That, combined with increased tariffs back and forth between the U.S. and China, as well as sanctions on Russia since 2014 over the annexation of Crimea, meant much of our wild fur was not getting to the end users who wanted fur garments. Canada Goose, through their popular coyote-lined parkas, was providing a lifeline for North American wild fur by creating a hot demand for most of the coyote fur produced by trappers. As we saw last winter, when Canada Goose decided not to use wild-caught fur for parka trim, that market evaporated overnight, leaving the eastern parts of the U.S. with mostly worthless coyotes.

Then in 2022 with the Russian invasion of the Ukraine, Russia has been nearly eliminated entirely from the fur industry. That’s a blow – maybe not as severe as it once was, but still not good for the wild fur industry.

Most of the year ranch mink sales and prices, a reliable harbinger of wild fur prices, remained historically low.

What about 2023 prices?

The Midwest, particularly the southernmost areas, is going to find it tough this year. Of the bread and butter items – raccoon, coyote, muskrats, and beavers – beaver is the only bright spot.

Unless the rank mink prices begin to advance substantially, there will be a limited market for muskrat. Don’t expect the current $2 or so price to advance. Obviously, wild mink will also remain low, or unsaleable, unless ranch mink go higher.

The Midwest will have very few marketable coyotes. Most coyotes in this area will grade out a more commercial eastern type. Many of these eastern coyote are also dark (or reddish) and coarse which is not anywhere what the market wants.

Only the Upper Midwest will have raccoon that will sell consistently. Southern and eastern raccoon, with that short knap, just are not desirable. Most sizes and grades may not find a buyer. Put up only very prime, white leather skins.

Beaver will sell all day – just remember they sell at hatter prices (although prices should be about double last year). Castor is holding at historic prices and some folks can also find a market for the meat (beaver meat is a wonderful addition to the table. Roast beaver tastes like roast beef to me). Otter have also advanced.

Illinois-based Groenewold Fur and Wool will be paying a top of $40 – $10 or so higher than last year.

Unfortunately, the best red fox in the country are produced in the east. The Midwest just doesn’t produce the really clear cherry reds the market is after. Still, there is more interest than in the last few years, so who knows?
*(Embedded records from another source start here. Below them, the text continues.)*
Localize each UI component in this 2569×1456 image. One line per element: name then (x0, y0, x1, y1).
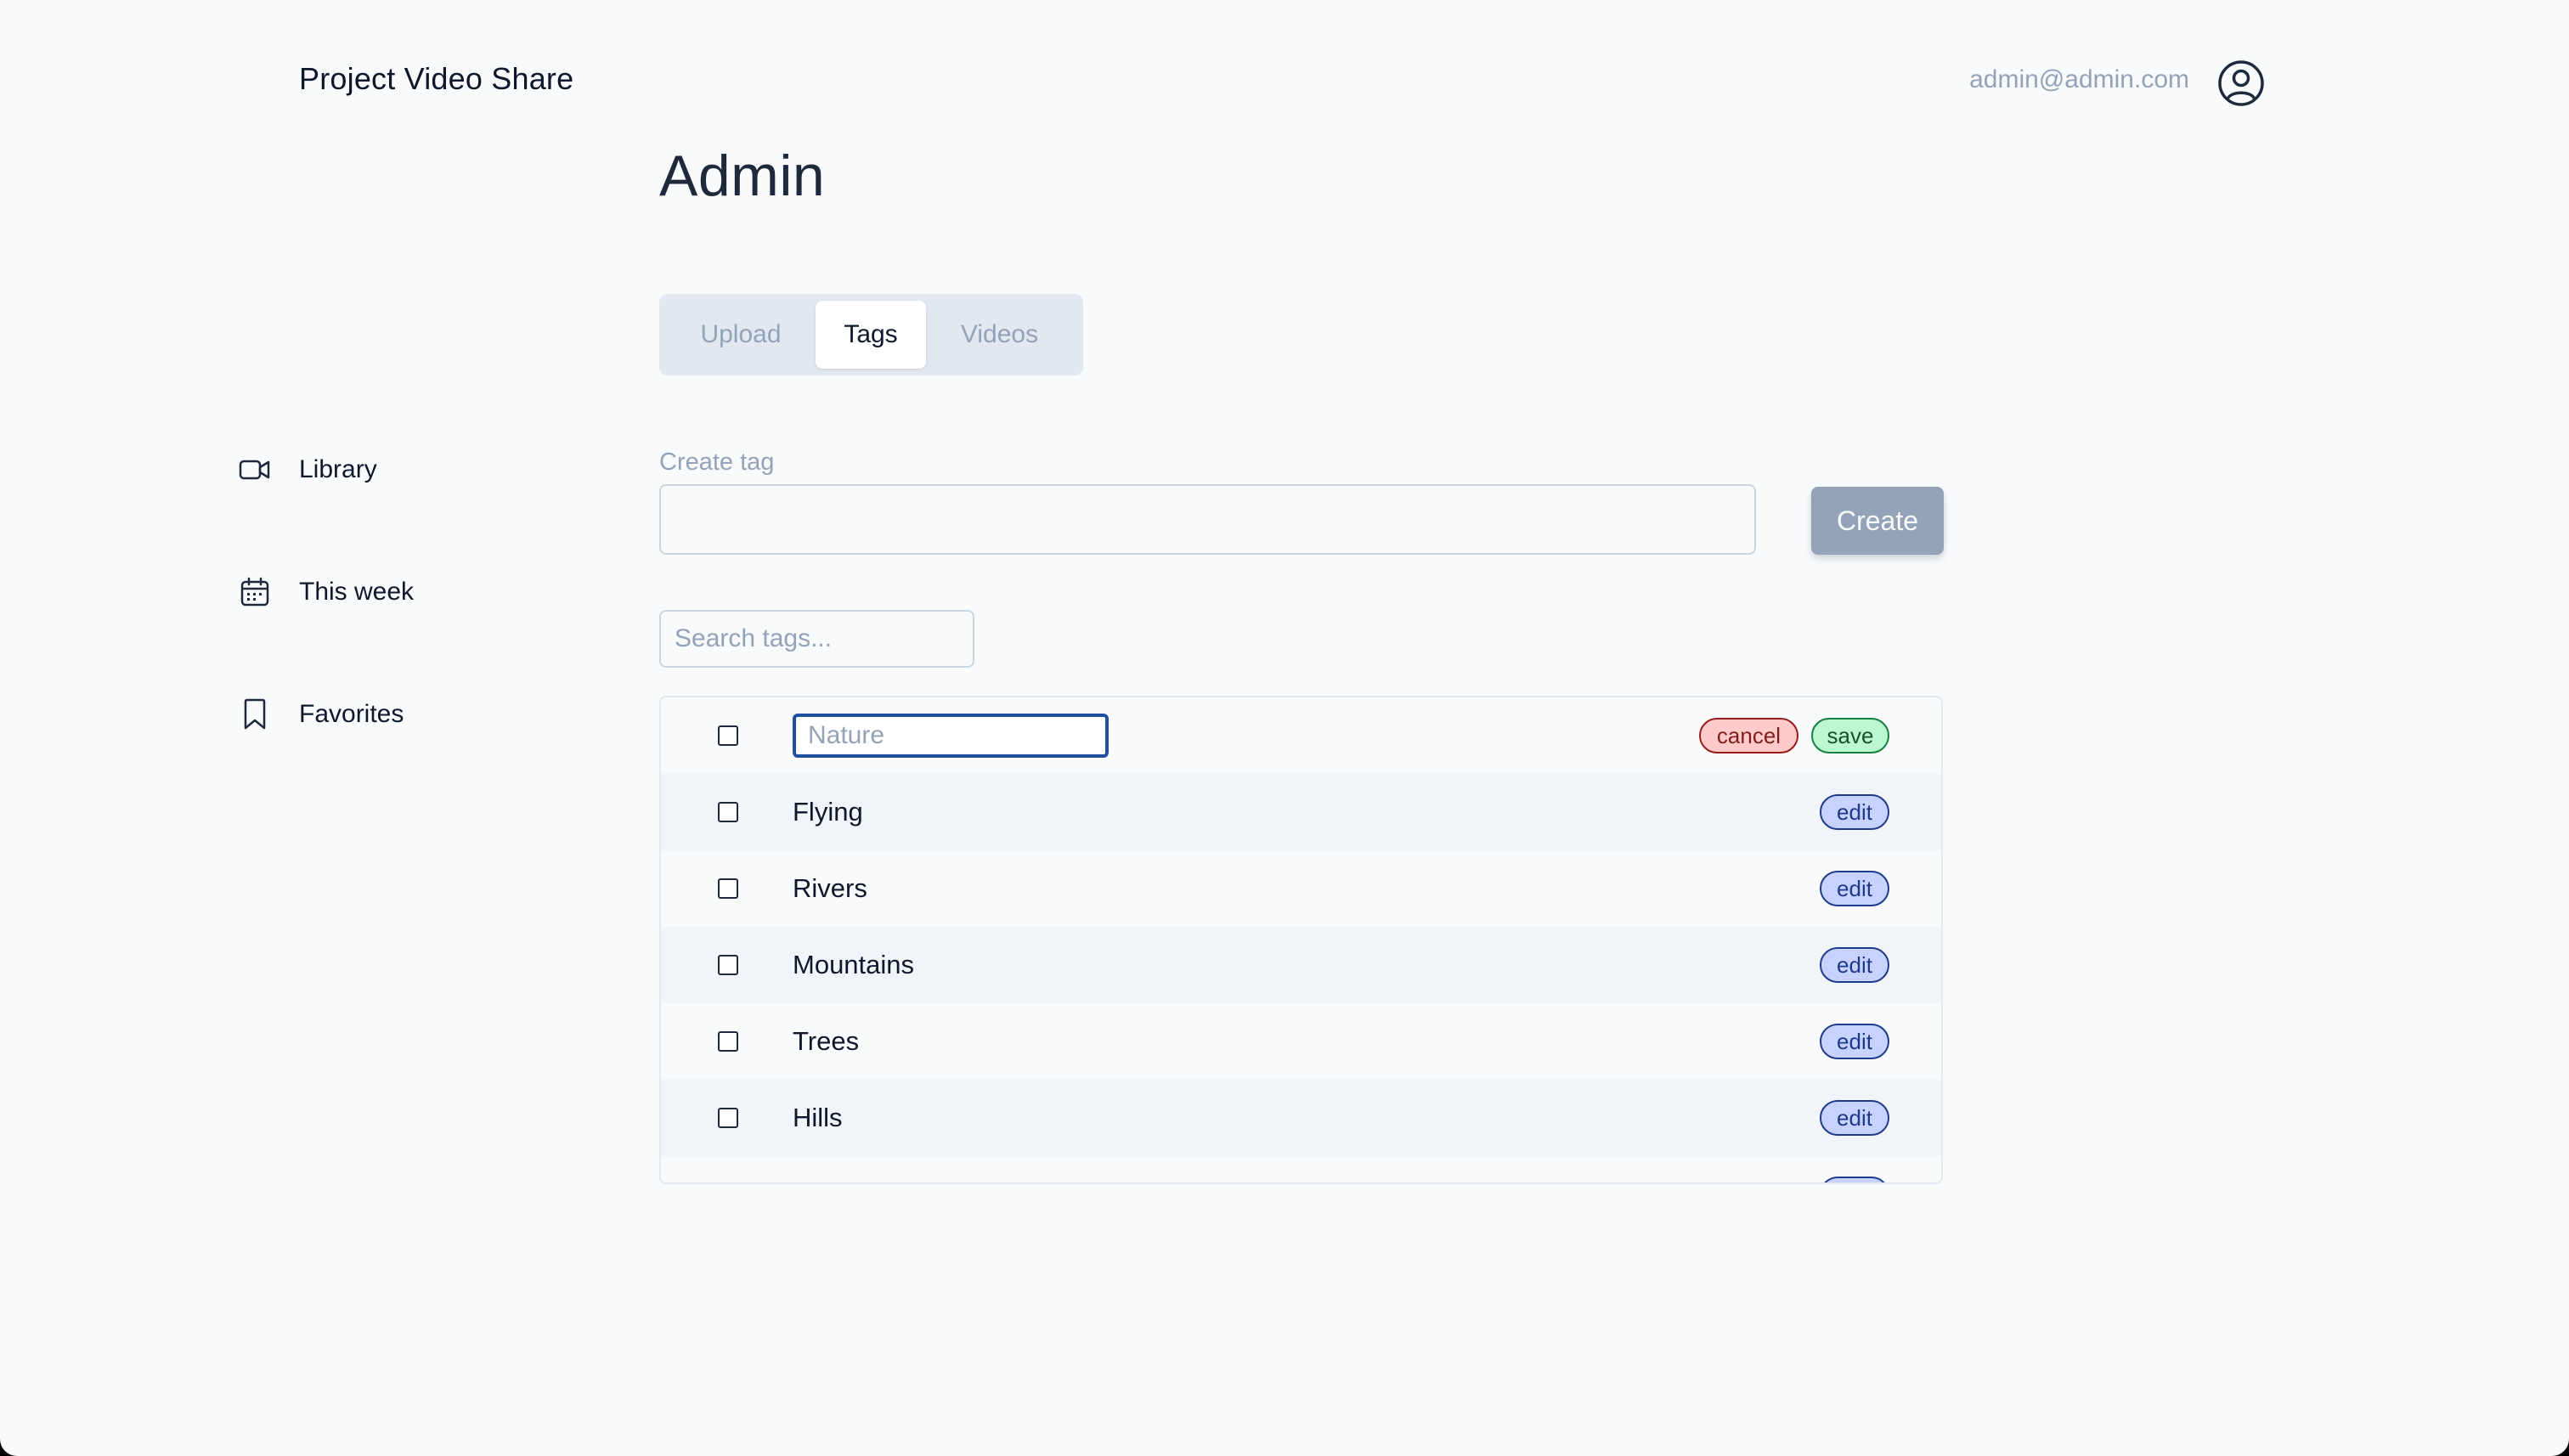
search-input[interactable] (659, 610, 974, 668)
user-circle-icon[interactable] (2216, 59, 2266, 108)
video-camera-icon (238, 453, 272, 487)
row-checkbox[interactable] (718, 878, 738, 899)
calendar-icon (238, 575, 272, 609)
create-tag-input[interactable] (659, 484, 1756, 555)
tag-row: Flying edit (661, 774, 1941, 850)
tag-name: Flying (793, 797, 863, 827)
edit-button[interactable]: edit (1820, 947, 1889, 983)
row-checkbox[interactable] (718, 725, 738, 746)
row-checkbox[interactable] (718, 1031, 738, 1052)
tag-row: Trees edit (661, 1003, 1941, 1080)
brand-title[interactable]: Project Video Share (299, 61, 573, 97)
save-button[interactable]: save (1811, 718, 1889, 753)
sidebar-item-favorites[interactable]: Favorites (238, 694, 404, 735)
tag-name: Trees (793, 1026, 860, 1056)
bookmark-icon (238, 697, 272, 731)
cancel-button[interactable]: cancel (1699, 718, 1798, 753)
tag-row: Mountains edit (661, 927, 1941, 1003)
tab-tags[interactable]: Tags (816, 301, 926, 369)
create-button[interactable]: Create (1811, 487, 1944, 555)
tab-videos[interactable]: Videos (926, 301, 1073, 369)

Skunks, as I often note, are always a commercial success. Skin the pelts with the feet on for the novelty market –
especially the ones with wide white stripes. Learn to draw the essence.
It sells readily to the lure makers for $15 to $18 an ounce, and I’ve
seen some skunks with the better part of an ounce. Even the meat or fat
may have a marker to lure and bait makers.

Where Can I Sell?

You’ve got about four choices this year, none of them great.

First, there are a few local and regional buyers out there that are still
buying. If you’ve got one, great. Since fur is really low anyway,
wherever you sell, you might offer your fur to your local guy.

He’s going to have a hard go of it this year and you might want to help him
out, especially if it’s not going to cost you much. Be advised, buyers
are going to be very picky about what they buy.

You can also sell to Groenewold, a national buyer in Forreston that will be
running routes in the Midwest this year. They are just now starting to
put some of the routes online. Many will not be posted until later in
the fall and winter as the market is hard to predict right now. I know
they want every beaver they can get their hands on. Otters, too.

You also can still send your fur off to auction. The only auction outlet at
this point is Fur Harvesters Auction. They also will be running routes
this year, although they will likely be less extensive than previous
years.

If you don’t see a stop listed anywhere near you, call the Illinois agents listed on
the FHA website (Mike Volkers or Ryan Rule). They can likely figure out
some way to meet up.

Note that unlike your other options, once you ship your fur off, it’s gone.
You will get a check when –or if – your fur sells. You also will be
charged for each time you shipped (I believe it’s $12 each time).

If you have long-haired fur like fox and coyote, you will be charged to
have them tumbled (thereby cleaning and fluffing up the fur). You also
will be charged a sellers commission (11%). Factor all this in before
you sell or ship to see where you can get the best price.

Lastly, almost every state association sponsors fur sales. Illinois is no
exception. The Illinois Trappers Association has recently had a sale in
Strasburg, at the Krile Auction House, every year in February. Details
are not yet available but watch this space.

They will typically have 8 to 10 buyers, so there will be a bit of
competition. Prices are usually decent – they were higher than the
market in most cases last year.

I noticed last year that the association sales all over the Midwest
seemed to bring all-round better prices than selling at the FHA.
Consider them this year.

Join a state association and likely you’ll get a discount on seller fees as well. Join regardless – they need the help.